Hong Kong police arrest eight over university protest as crackdown intensifies

HONG KONG (Reuters) – Eight people in Hong Kong have been arrested, including three on suspicion of violating a national security law, over a protest at a university last month, police said on Monday, as the government intensifies a crackdown on pro-democracy activists.

In recent weeks, Hong Kong has dismissed opposition lawmakers, jailed high-profile activists including Joshua Wong, and denied bail to media tycoon Jimmy Lai, 73, an ardent critic of Beijing who owns the anti-government tabloid, Apple Daily.

Police said eight males aged between 16 and 34 were arrested for illegal assembly at the Chinese University of Hong Kong (CUHK) and three of them – who were not students at the university – were also arrested on supicion of inciting secession.

The arrested included social workers and district councillors.

About 90 graduating students, many wearing black robes, wearing Guy Fawkes masks and carrying black balloons, staged a peaceful protest last month on the university’s sprawling campus where they carried anti-government banners and chanted democracy slogans.

“We only arrested them who were shouting the slogan and displaying the flags (that) involved some national security concerns,” Steve Li, Senior Superintendent of the police’s National Security Department, said at a press conference, referring to slogans deemed pro-independent.

Officers from the national security department went to the campus in an apparent search for evidence after the university contacted authorities.

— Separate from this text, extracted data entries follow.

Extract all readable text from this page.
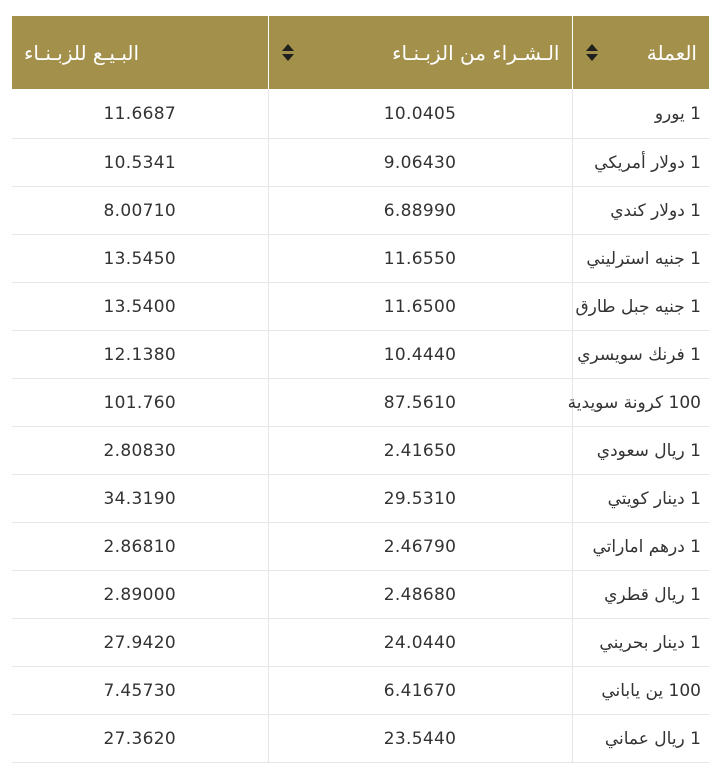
العملة	الـشـراء من الزبـنـاء	البـيـع للزبـنـاء

1 يورو	10.0405	11.6687
1 دولار أمريكي	9.06430	10.5341
1 دولار كندي	6.88990	8.00710
1 جنيه استرليني	11.6550	13.5450
1 جنيه جبل طارق	11.6500	13.5400
1 فرنك سويسري	10.4440	12.1380
100 كرونة سويدية	87.5610	101.760
1 ريال سعودي	2.41650	2.80830
1 دينار كويتي	29.5310	34.3190
1 درهم اماراتي	2.46790	2.86810
1 ريال قطري	2.48680	2.89000
1 دينار بحريني	24.0440	27.9420
100 ين ياباني	6.41670	7.45730
1 ريال عماني	23.5440	27.3620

On Britain’s handover of Hong Kong to Beijing in 1997, the city was guaranteed wide-ranging freedoms under a “one country, two systems” formula for 50 years. But, democracy activists and critics of the government fear those freedoms are being eroded more swiftly.

The squeeze on opposition forces has been widely condemned by the West and human rights groups, which fear authorities are using the security law to crush much-cherished freedoms not seen on the mainland, including freedom of speech and assembly.

Beijing and Hong Kong officials deny that claim and say the security legislation is necessary to bring stability to the global financial hub after anti-government protests over the past year that plunged the city into chaos.